Financial Trading Sites: We are seeing big spikes at these financial sites as customers try to time their buying and selling (mostly selling). Though orders can be placed at any time, trading only occurs during a small set of  hours. Trading systems are highly secure which complicates scalability. Expect limited services or delayed services during high-trading days. Trading sites should be more responsive at night.

VPNs: This was an unexpected bottleneck. Not all “cloud” services come from IaaS providers. Best practices for access to corporate hosted data (onsite or in private data centers) involves VPNs. That creates a data center capacity challenge when you suddenly send all the employees home.
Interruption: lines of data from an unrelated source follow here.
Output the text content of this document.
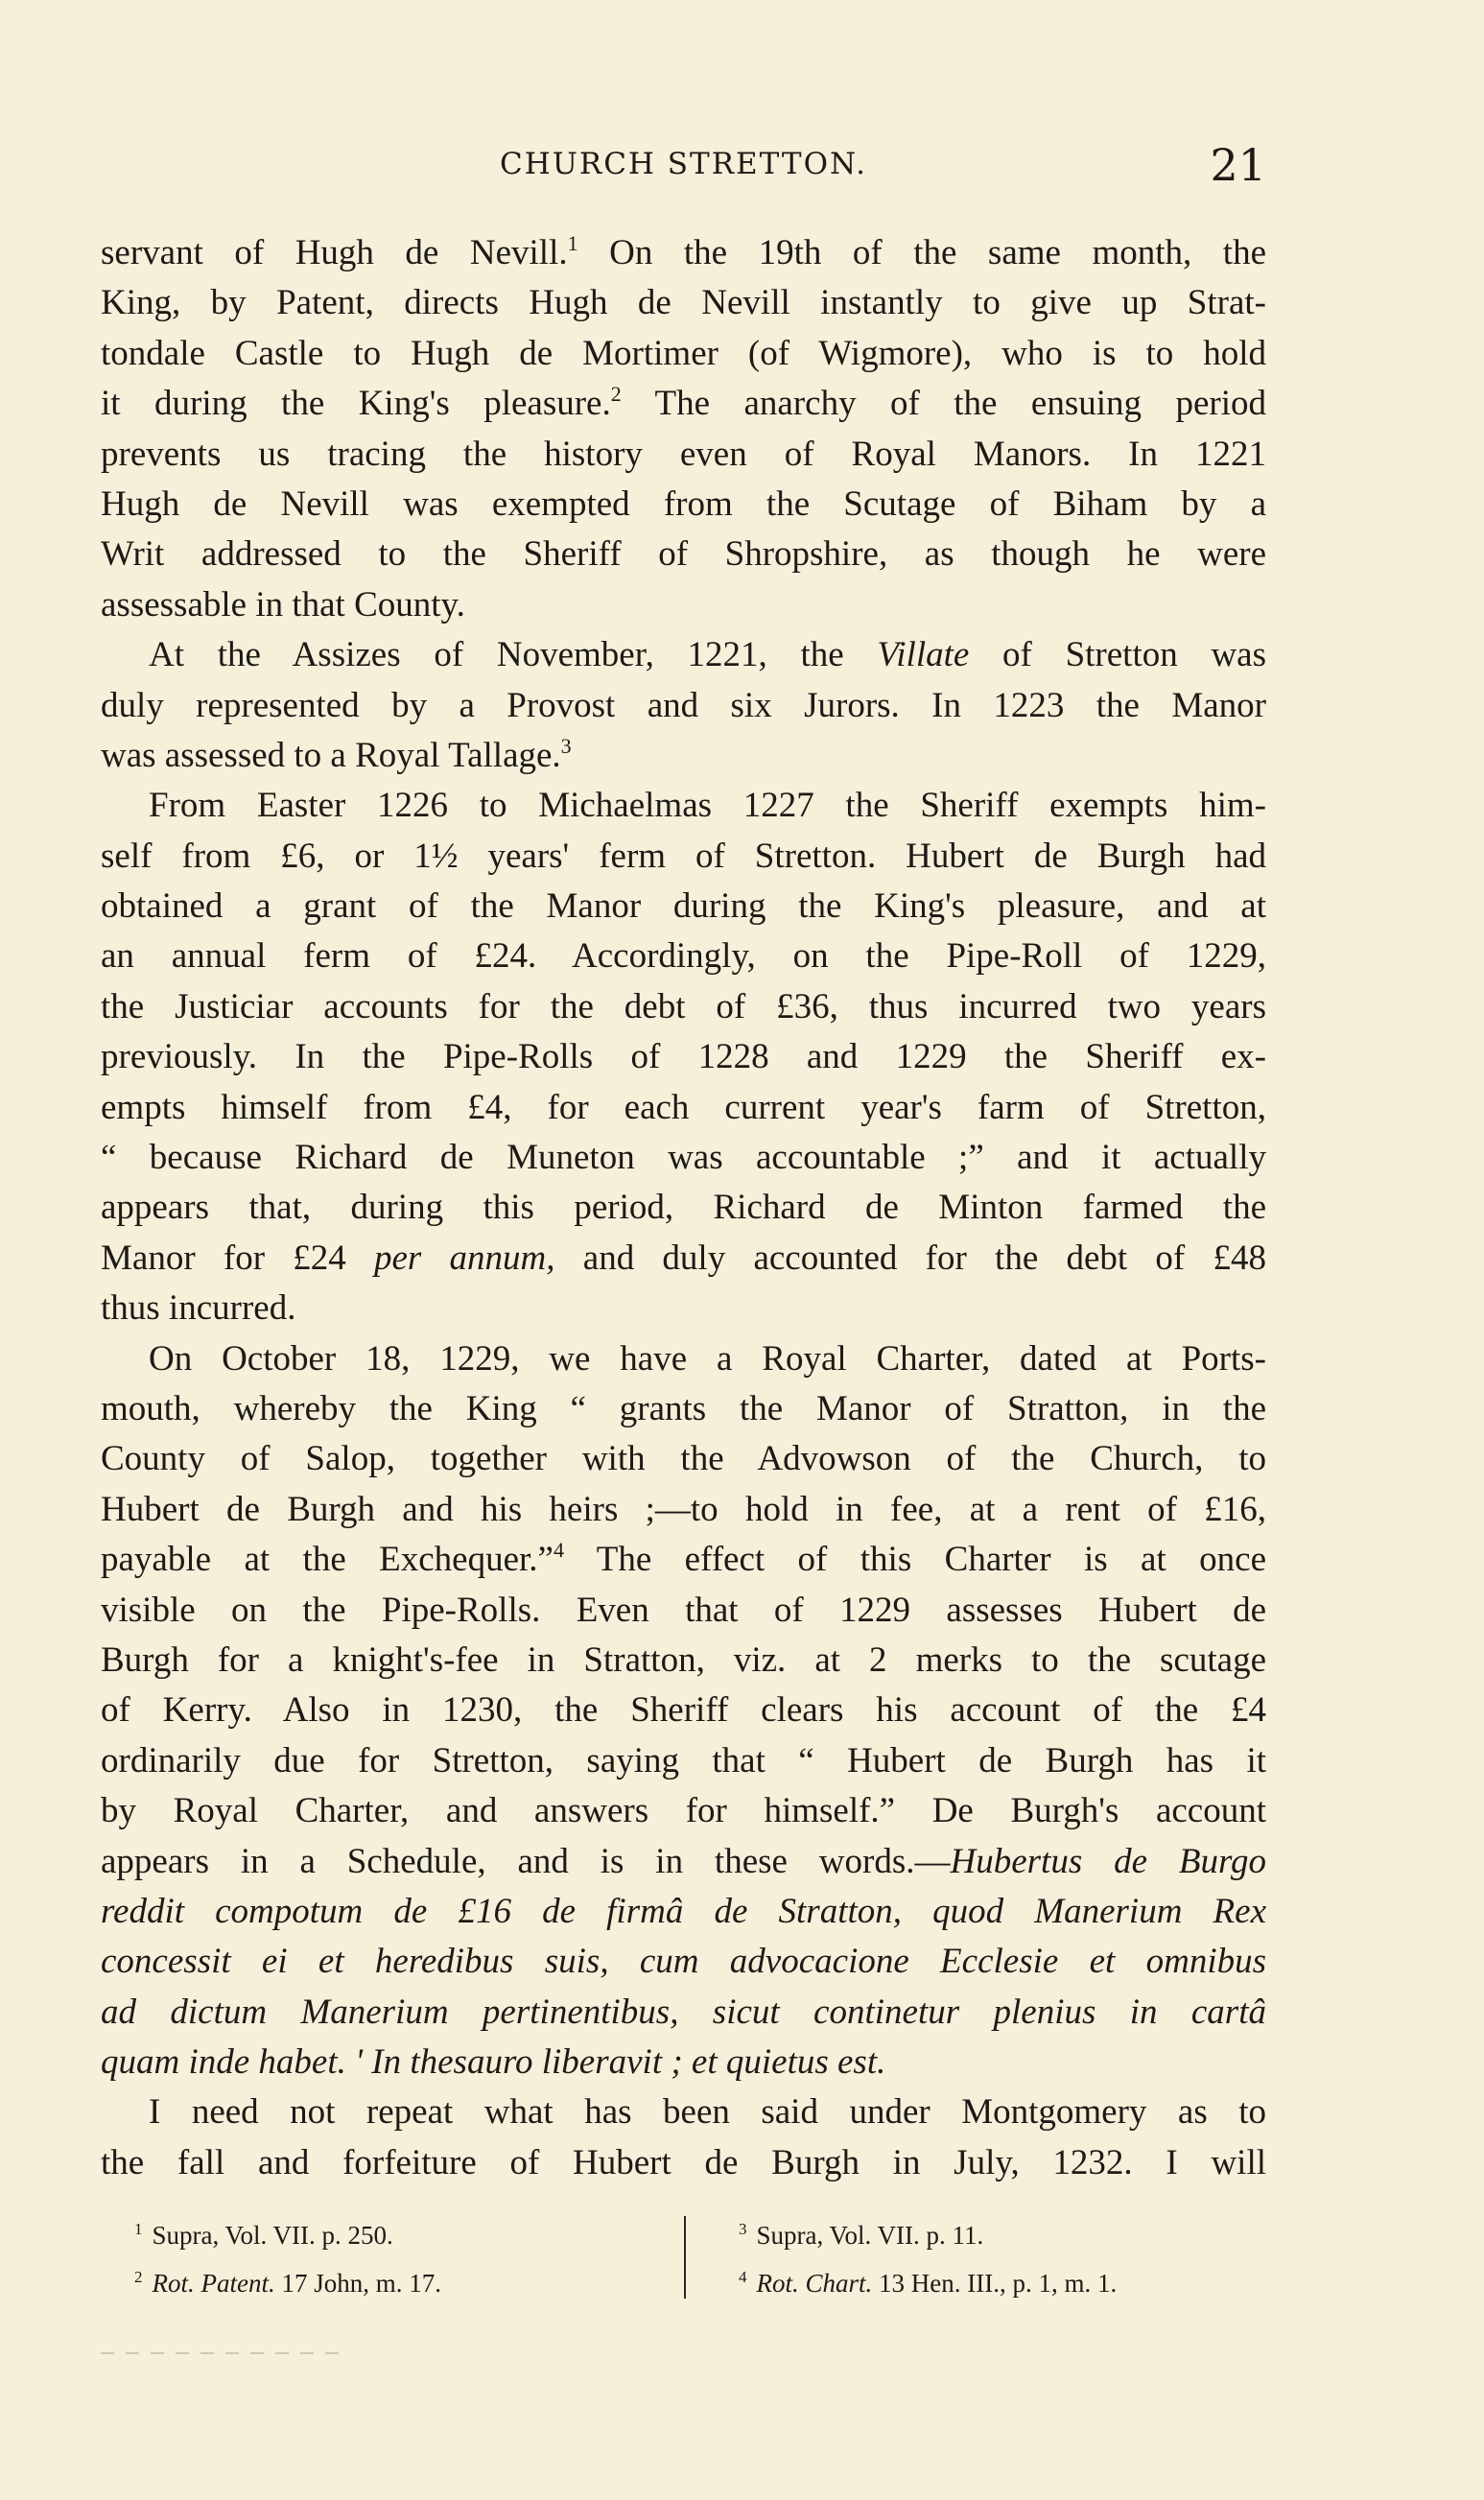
CHURCH STRETTON.	21
servant of Hugh de Nevill.$^1$ On the 19th of the same month, the
King, by Patent, directs Hugh de Nevill instantly to give up Strat-
tondale Castle to Hugh de Mortimer (of Wigmore), who is to hold
it during the King's pleasure.$^2$ The anarchy of the ensuing period
prevents us tracing the history even of Royal Manors. In 1221
Hugh de Nevill was exempted from the Scutage of Biham by a
Writ addressed to the Sheriff of Shropshire, as though he were
assessable in that County.
At the Assizes of November, 1221, the Villate of Stretton was
duly represented by a Provost and six Jurors. In 1223 the Manor
was assessed to a Royal Tallage.$^3$
From Easter 1226 to Michaelmas 1227 the Sheriff exempts him-
self from £6, or 1½ years' ferm of Stretton. Hubert de Burgh had
obtained a grant of the Manor during the King's pleasure, and at
an annual ferm of £24. Accordingly, on the Pipe-Roll of 1229,
the Justiciar accounts for the debt of £36, thus incurred two years
previously. In the Pipe-Rolls of 1228 and 1229 the Sheriff ex-
empts himself from £4, for each current year's farm of Stretton,
“ because Richard de Muneton was accountable ;” and it actually
appears that, during this period, Richard de Minton farmed the
Manor for £24 per annum, and duly accounted for the debt of £48
thus incurred.
On October 18, 1229, we have a Royal Charter, dated at Ports-
mouth, whereby the King “ grants the Manor of Stratton, in the
County of Salop, together with the Advowson of the Church, to
Hubert de Burgh and his heirs ;—to hold in fee, at a rent of £16,
payable at the Exchequer.”$^4$ The effect of this Charter is at once
visible on the Pipe-Rolls. Even that of 1229 assesses Hubert de
Burgh for a knight's-fee in Stratton, viz. at 2 merks to the scutage
of Kerry. Also in 1230, the Sheriff clears his account of the £4
ordinarily due for Stretton, saying that “ Hubert de Burgh has it
by Royal Charter, and answers for himself.” De Burgh's account
appears in a Schedule, and is in these words.—Hubertus de Burgo
reddit compotum de £16 de firmâ de Stratton, quod Manerium Rex
concessit ei et heredibus suis, cum advocacione Ecclesie et omnibus
ad dictum Manerium pertinentibus, sicut continetur plenius in cartâ
quam inde habet. ' In thesauro liberavit ; et quietus est.
I need not repeat what has been said under Montgomery as to
the fall and forfeiture of Hubert de Burgh in July, 1232. I will
$^1$ Supra, Vol. VII. p. 250.
$^2$ Rot. Patent. 17 John, m. 17.
$^3$ Supra, Vol. VII. p. 11.
$^4$ Rot. Chart. 13 Hen. III., p. 1, m. 1.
This is a complex one, and most employees don’t understand it. For example, there’s no reason to access O365 or GSuite through a VPN (other than convenience). Doing so unnecessarily consumes VPN capacity. Some organizations limit VPN services to corporate-owned laptops causing a sudden surge in demand for more (corporate-owed) laptops (and for more VPN capacity). VPN design and capacity could be the big bottleneck to enabling WFH.

Entertainment Sites: Facebook and Twitter should be ok, but expect issues at video streaming sites (Netflix, YouTube, Disney+, etc.) and major game playing sites. Schools are closed, so entertainment sites are going to be much busier than usual. Yes, there’s less school in summer, but there’s also more distractions. People as being asked to stay home this time. Even winter destinations such as ski resorts are shutting down. Major movies are being delayed (and theaters are closed anyway). Disney sees an opportunity and has decided to release Frozen 2 three months ahead of schedule on Disney+. I will be very surprised if they can handle the load.

ISP Capacity: Same story – capacity is designed for expected workloads and this is unexpected. I don’t expect a lot of capacity issues with services such as residential broadband cable. The bigger challenges will be around wireless access and international services. For example, a conference that includes participants from around the world requires a reliable conference provider AND reliable connectivity to each location. The math works against us. Consider that two required components, each with 90% reliability, equates to a service with 81% reliability. These numbers are low to exaggerate how multiple components result with decreased reliability. It’s the proverbial weakest link thing as ISPs around the world are dealing with increased traffic.